Le seconde disposition au centre des débats est l’article 13 qui prévoit d’obliger les plateformes numériques et autres hébergeurs à filtrer automatiquement les contenus mis en ligne, en employant des outils capables d’identifier et de bloquer les éléments contrefaisants avant même qu’ils ne soient visibles par les internautes. Une campagne de lobbying féroce s’est donc déroulée à Bruxelles durant laquelle les géants de l’Internet américains, hostiles à l’adoption de ces deux dispositions, se sont opposés aux lobbys de la presse et des sociétés de gestion collective. Le Parlement a finalement tranché en faveur de ces derniers.

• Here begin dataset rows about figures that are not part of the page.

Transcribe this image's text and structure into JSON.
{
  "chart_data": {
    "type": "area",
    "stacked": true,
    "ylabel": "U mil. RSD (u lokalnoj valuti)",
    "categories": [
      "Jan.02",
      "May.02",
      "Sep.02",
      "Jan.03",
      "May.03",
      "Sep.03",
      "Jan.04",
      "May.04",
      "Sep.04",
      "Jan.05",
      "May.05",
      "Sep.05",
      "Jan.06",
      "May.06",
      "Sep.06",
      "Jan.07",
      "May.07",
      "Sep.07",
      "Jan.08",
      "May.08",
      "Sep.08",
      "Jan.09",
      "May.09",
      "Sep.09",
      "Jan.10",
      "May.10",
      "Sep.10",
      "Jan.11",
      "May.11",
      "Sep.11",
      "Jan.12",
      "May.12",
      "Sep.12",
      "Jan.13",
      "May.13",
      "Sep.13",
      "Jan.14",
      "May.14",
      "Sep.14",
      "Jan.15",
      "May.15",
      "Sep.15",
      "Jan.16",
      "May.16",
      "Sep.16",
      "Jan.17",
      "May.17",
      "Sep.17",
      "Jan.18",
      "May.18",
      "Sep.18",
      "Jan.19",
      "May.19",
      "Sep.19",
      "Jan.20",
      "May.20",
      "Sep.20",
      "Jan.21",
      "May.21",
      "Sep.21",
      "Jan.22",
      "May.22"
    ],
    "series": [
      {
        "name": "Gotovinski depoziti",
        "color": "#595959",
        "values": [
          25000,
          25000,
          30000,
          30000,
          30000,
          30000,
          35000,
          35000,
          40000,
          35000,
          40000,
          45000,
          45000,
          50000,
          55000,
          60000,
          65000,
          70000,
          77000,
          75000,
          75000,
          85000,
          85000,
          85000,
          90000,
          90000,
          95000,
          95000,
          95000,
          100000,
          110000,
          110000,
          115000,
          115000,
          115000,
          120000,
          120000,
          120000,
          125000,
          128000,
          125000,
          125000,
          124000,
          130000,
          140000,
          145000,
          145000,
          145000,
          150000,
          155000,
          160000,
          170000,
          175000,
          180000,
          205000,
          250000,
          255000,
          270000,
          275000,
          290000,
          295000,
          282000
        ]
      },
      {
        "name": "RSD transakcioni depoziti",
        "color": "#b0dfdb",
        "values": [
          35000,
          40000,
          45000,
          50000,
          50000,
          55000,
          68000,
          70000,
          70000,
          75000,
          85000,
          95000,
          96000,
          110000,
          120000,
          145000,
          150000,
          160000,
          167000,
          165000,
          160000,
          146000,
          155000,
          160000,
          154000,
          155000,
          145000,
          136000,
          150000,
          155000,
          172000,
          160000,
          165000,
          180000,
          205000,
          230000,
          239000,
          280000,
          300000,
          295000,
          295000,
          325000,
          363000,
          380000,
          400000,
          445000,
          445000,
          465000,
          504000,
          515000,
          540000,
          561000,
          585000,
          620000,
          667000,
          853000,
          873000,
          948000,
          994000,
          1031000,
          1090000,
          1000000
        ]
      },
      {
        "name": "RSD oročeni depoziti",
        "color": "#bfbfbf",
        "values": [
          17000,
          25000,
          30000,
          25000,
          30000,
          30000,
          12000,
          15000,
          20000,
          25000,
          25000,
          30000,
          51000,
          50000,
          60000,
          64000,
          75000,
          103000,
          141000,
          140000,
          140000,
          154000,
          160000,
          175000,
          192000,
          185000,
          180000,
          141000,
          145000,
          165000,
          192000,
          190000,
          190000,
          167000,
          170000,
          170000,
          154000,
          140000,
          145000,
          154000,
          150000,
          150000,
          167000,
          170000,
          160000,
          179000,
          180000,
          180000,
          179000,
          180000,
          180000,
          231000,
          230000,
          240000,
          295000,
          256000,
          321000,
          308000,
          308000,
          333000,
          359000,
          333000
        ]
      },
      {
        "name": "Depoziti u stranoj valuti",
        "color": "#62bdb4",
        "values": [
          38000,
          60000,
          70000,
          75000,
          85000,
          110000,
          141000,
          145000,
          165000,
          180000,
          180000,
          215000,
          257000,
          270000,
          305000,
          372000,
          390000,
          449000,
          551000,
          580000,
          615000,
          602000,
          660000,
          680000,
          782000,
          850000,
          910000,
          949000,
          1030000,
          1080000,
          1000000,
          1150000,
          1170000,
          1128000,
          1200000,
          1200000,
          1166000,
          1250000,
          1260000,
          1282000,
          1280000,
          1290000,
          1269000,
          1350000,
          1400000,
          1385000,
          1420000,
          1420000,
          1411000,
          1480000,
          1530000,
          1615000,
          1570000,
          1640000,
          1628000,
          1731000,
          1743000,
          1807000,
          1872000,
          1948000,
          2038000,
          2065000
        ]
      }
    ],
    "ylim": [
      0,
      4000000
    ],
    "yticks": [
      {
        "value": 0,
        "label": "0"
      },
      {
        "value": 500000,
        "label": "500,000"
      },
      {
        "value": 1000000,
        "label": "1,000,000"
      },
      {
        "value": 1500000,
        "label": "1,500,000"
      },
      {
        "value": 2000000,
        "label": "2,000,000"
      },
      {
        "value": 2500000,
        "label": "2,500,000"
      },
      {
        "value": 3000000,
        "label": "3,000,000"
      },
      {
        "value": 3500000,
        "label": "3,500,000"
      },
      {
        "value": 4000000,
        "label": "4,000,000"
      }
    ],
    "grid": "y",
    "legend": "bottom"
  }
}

La Commission en croisade contre l’invasion des GAFA

Avec l’adoption de cette directive la Commission européenne continue son bras de fer engagé avec les GAFA depuis plusieurs années. Aux avant-postes côté européen, se trouve la Commissaire à la concurrence, madame Margrethe Vestager, qui déjà en 2016 sommait Apple de rembourser 13 milliards d’euros d’arriérés d’impôts à l’Irlande. Avant d’infliger à Google une première amende de 2,42 milliards d’euros pour abus de position dominante, puis une deuxième en juillet dernier d’un montant record de 4,34 milliards d’euros, n’écartant pas la possibilité d’un démantèlement forcé de l’entreprise en diverses filiales en Europe. Elle s’en était pris, entre temps, à Amazon, le sommant en octobre 2017 de rembourser au Luxembourg 250 millions d’euros d’ « avantages fiscaux indus » [4].

Facebook n’a pas non plus été épargné. Depuis l’entrée en vigueur du RGPD en mai dernier, le réseau social a dû se plier, à des standards européens élevés en matière de protection des données personnelles et son patron Mark Zuckerberg a même été poussé à présenter ses excuses devant le Parlement européen à la suite du scandale Cambridge Analytica [5]. Les amendes prononcées, les nouveaux textes contraignants passés et les contrôles opérés par la Commission sont autant de moyens permettant aussi bien de ralentir l’invasion digitale des géants américains du Web en Europe que de sanctionner les réels abus des GAFA. Ceci, afin de préserver un marché numérique unique encore balbutiant.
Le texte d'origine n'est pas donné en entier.